Há quem embarque a produção ali para Salvador. Atravessadores chegam em kombis velhíssimas logo no início da manhã e se abastecem para distribuir os produtos naqueles mercadinhos de bairro da periferia de Salvador e dos municípios da Região Metropolitana. Mas há quem embarque imensos balaios trançados nos ônibus, repletos de alface, cebolinha, coentro, couve, salsa e manjericão e siga viagem até Simões Filho ou à capital, para fazer a entrega pessoalmente.
Outros tomam o caminho inverso da BR 324 e desembarcam seus produtos na Feira de Santana. O Centro de Abastecimento, os mercadinhos de bairro feirenses, os balaios aboletados em carrinhos-de-mão que circulam pela Marechal Deodoro, pela Bernardino Bahia, pela Senhor dos Passos ou pelo incontáveis becos e ruelas do centro de Feira de Santana, são, em parte, abastecidos pelos produtos dessas cidades vizinhas.
As chuvas constantes dos últimos meses reavivaram a agricultura da região, que vem abastecendo os mercados com fartura e com preços mais em conta. Depois da prolongada estiagem – foram intermináveis meses sem chuva, mesmo na porção feirense encravada no Recôncavo tradicionalmente úmido – a produção foi retomada, com o agricultor familiar recobrando o ânimo, cavoucando a terra úmida para o plantio das sementes.
Os próprios festejos juninos foram mais fartos, com parte da colheita já chegando à mesa do consumidor, como o milho e o amendoim, tradicionalmente consumidos à época. O recurso no bolso de quem produz também alimenta a espiral virtuosa, já que é com esse lucro que ele compra a ração, a ferramenta, o implemento agrícola que vai empregar na sua labuta. E também a roupa, o calçado, o remédio, o alimento que vai complementar sua dieta.
Sem as chuvas recentes, certamente o negócio acertado no corredor do ônibus que seguia para a capital, em diálogos breves, seria inviável.

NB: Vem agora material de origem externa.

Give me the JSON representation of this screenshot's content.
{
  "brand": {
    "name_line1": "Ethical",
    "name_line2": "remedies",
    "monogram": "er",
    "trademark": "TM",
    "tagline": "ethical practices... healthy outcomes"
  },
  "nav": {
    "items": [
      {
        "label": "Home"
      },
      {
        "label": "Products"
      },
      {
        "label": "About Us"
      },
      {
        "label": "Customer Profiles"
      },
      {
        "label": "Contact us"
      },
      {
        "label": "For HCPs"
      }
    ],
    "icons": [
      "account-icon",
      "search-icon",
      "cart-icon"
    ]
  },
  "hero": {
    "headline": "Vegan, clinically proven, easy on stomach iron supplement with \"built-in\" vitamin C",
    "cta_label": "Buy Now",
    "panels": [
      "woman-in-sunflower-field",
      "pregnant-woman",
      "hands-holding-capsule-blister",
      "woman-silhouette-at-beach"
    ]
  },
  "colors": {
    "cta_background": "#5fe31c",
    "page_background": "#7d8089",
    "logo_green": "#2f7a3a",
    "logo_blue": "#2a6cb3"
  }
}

É claro que o inverno generoso se circunscreve à porção da Bahia mais próxima do litoral e muita gente segue penando, sem alento. Por aqui, porém, o pobre que verga sob a crise econômica e que vai assumir o ônus das reformas redentoras respira aliviado, com a trégua tênue oferecida pelo inverno esperado com expectativa.

Comentários

Postagens mais visitadas deste blog

O Parlamento não digere a democracia virtual

A tentativa do Congresso Nacional de cercear a liberdade de opinião através da Internet é ao mesmo tempo preocupante e alvissareira. Preocupante por motivos óbvios: trata-se de mais uma ingerência – ou tentativa – da classe política de cercear a liberdade de opinião que a Constituição de 1988 prevê e que, até recentemente, era exercida apenas pelos poucos “privilegiados” que tinham acesso aos meios de comunicação convencionais, como jornais impressos, emissoras de rádio e televisão. Por outro lado, é alvissareira por dois motivos: primeiro porque o acesso e o uso da Internet como meio de comunicação no Brasil vem se difundindo, alcançando dezenas de milhões de brasileiros que integram o universo de “incluídos digitais”. Segundo, porque a expansão já causa imensa preocupação na Câmara e no Senado, onde se tenta forjar amarras inúteis no longo prazo. Semana passada a ingerência e a incompreensão do que representa o fenômeno da Internet eram visíveis através das imagens da TV Senado:

Cultura e História no Mercado de Arte Popular

                                Um dos espaços mais relevantes da história da Feira de Santana é o chamado Mercado de Arte Popular , o MAP. Às vésperas de completar 100 anos – foi inaugurado formalmente em 27 de março de 1915 – o entreposto foi se tornando uma necessidade ainda no século XIX, mas só começou a sair do papel de fato em 1906, quando a Câmara Municipal aprovou o empréstimo de 100 contos de réis que deveria custear sua construção.   Atualmente, o MAP passa por mais uma reforma que, conforme previsão da prefeitura, deverá ser concluída nos próximos meses.                 Antes mesmo da proclamação da República, em 1889, já se discutia na Feira de Santana a necessidade de construção de um entreposto comercial que pudesse abrigar a afamada feira-livre que mobilizava comerciantes e consumidores da região. Isso na época em que não existia a figura do chefe do Executivo, quando as questões administrativas eram resolvidas e encaminhadas pela Câmara Municipal.           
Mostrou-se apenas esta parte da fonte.